CINCINNATI — Hunters are donating more venison to strapped food banks as Ohio and other states offer financial aid aimed at managing high deer populations. It's a much-needed boost for pantries struggling to meet rising demand.
The national food bank association Feeding America has seen demand for help more than double at some food banks. The Ohio Association of Second Harvest Foodbanks says the number of people served by its member charities was up 37 percent in the fourth quarter ending June 30, compared with the previous fourth quarter.
Groups like Farmers and Hunters Feeding the Hungry and Safari Club International have promoted venison donations to pantries in Ohio and other states, but processing and packaging costs deter hunters, especially in tough economic times.
Processing one deer can cost $70 or more in addition to hunting equipment and license costs. "Anything that can help hunters with that is great," said Hunter Mike Samsel of suburban Cleveland, who has donated venison for more than 20 years. "It gets more deer harvested and helps the needy at the same time."
Ohio has joined a growing number of states – Indiana and Minnesota among them – that saw increased donations after they began offering a financial incentive for venison processing in order to curtail rising deer populations.

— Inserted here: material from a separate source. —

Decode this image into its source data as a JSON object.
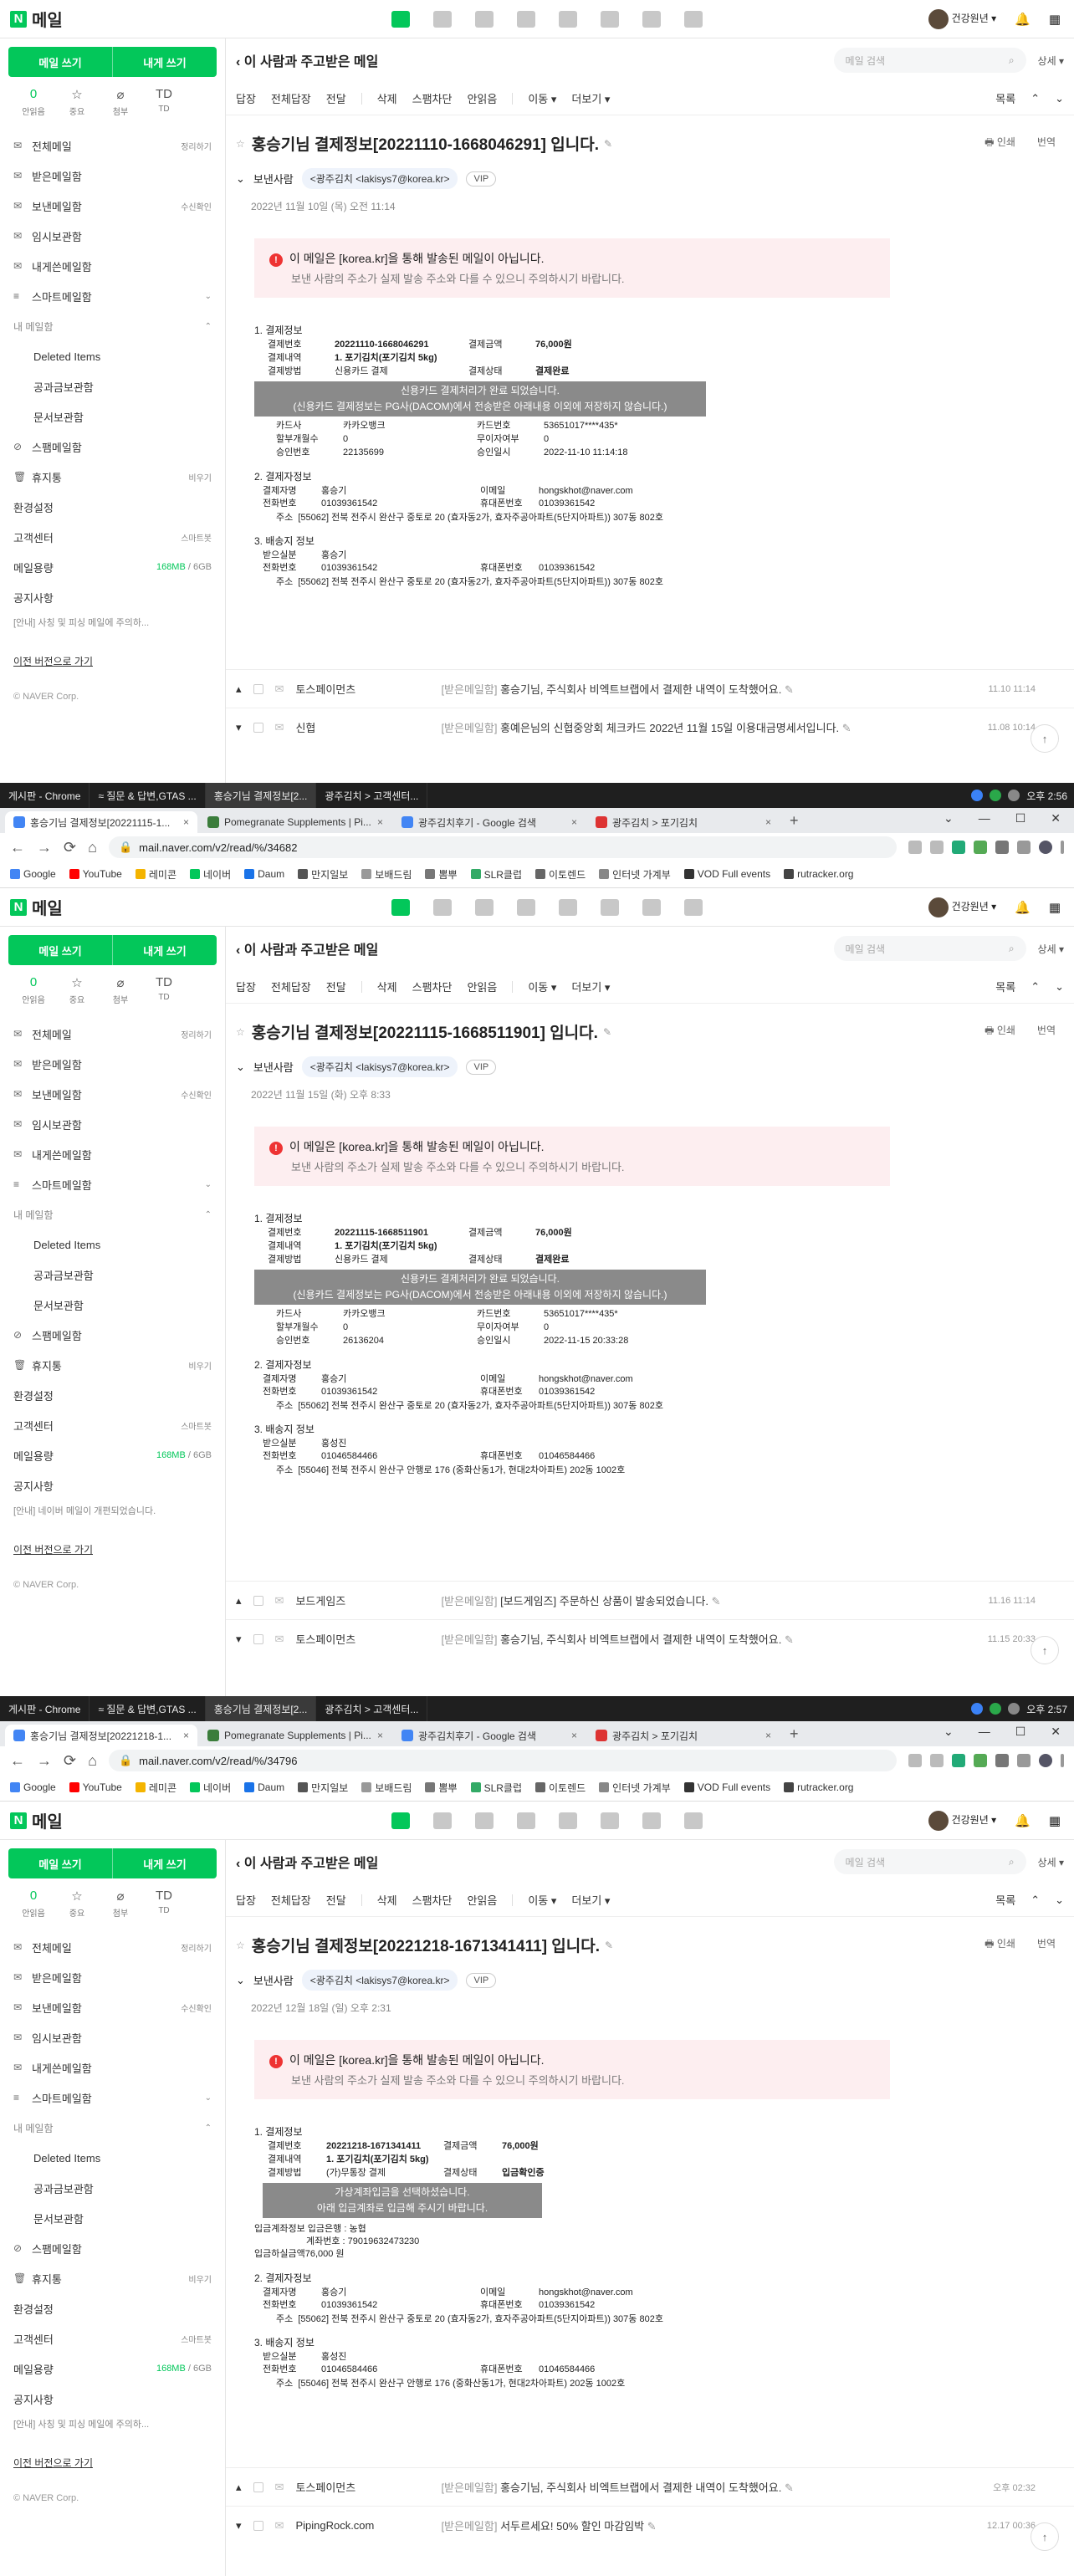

Ohio's wildlife division provided a $100,000 grant for processing fees for the first time last year, which was matched by Farmers and Hunters Feeding the Hungry and the Ohio Association of Second Harvest Foodbanks. Ohio hunters last year donated more than 1,000 deer – more than double the previous year's total – providing venison for 220,000 meals.
The agency hopes to double donations again this year, but its main goal is deer population management.
The state would like to reduce the 650,000 deer estimated in areas where hunting is allowed down to 500,000, said division deer biologist Mike Tonkovich. Management helps control deer disease, prevents damage to crops and lawns and hazards to motorists and prevents deer from depleting food sources needed by other wildlife, he said.
Venison can have what a stronger flavor than other meat, but the low-fat ground meat is often used in chili and stews.
"If we didn't get that, it would be hot dogs and baloney for us," said Linda Douglas, 57, of Albany in southeast Ohio, who depends on pantry venison to help feed her family. "One package will last us a month."
Households served in the Southeast Ohio Regional Food Center's 10 counties rose more than 1,000 from September to October, said manager Marilyn Sloan.
Ohio's Second Harvest association received increased state budget funding and some donors have given more, but rising demand is straining supplies, said executive director Lisa Hamler-Fugitt.
"We are seeing people who have never been to pantries before," she said.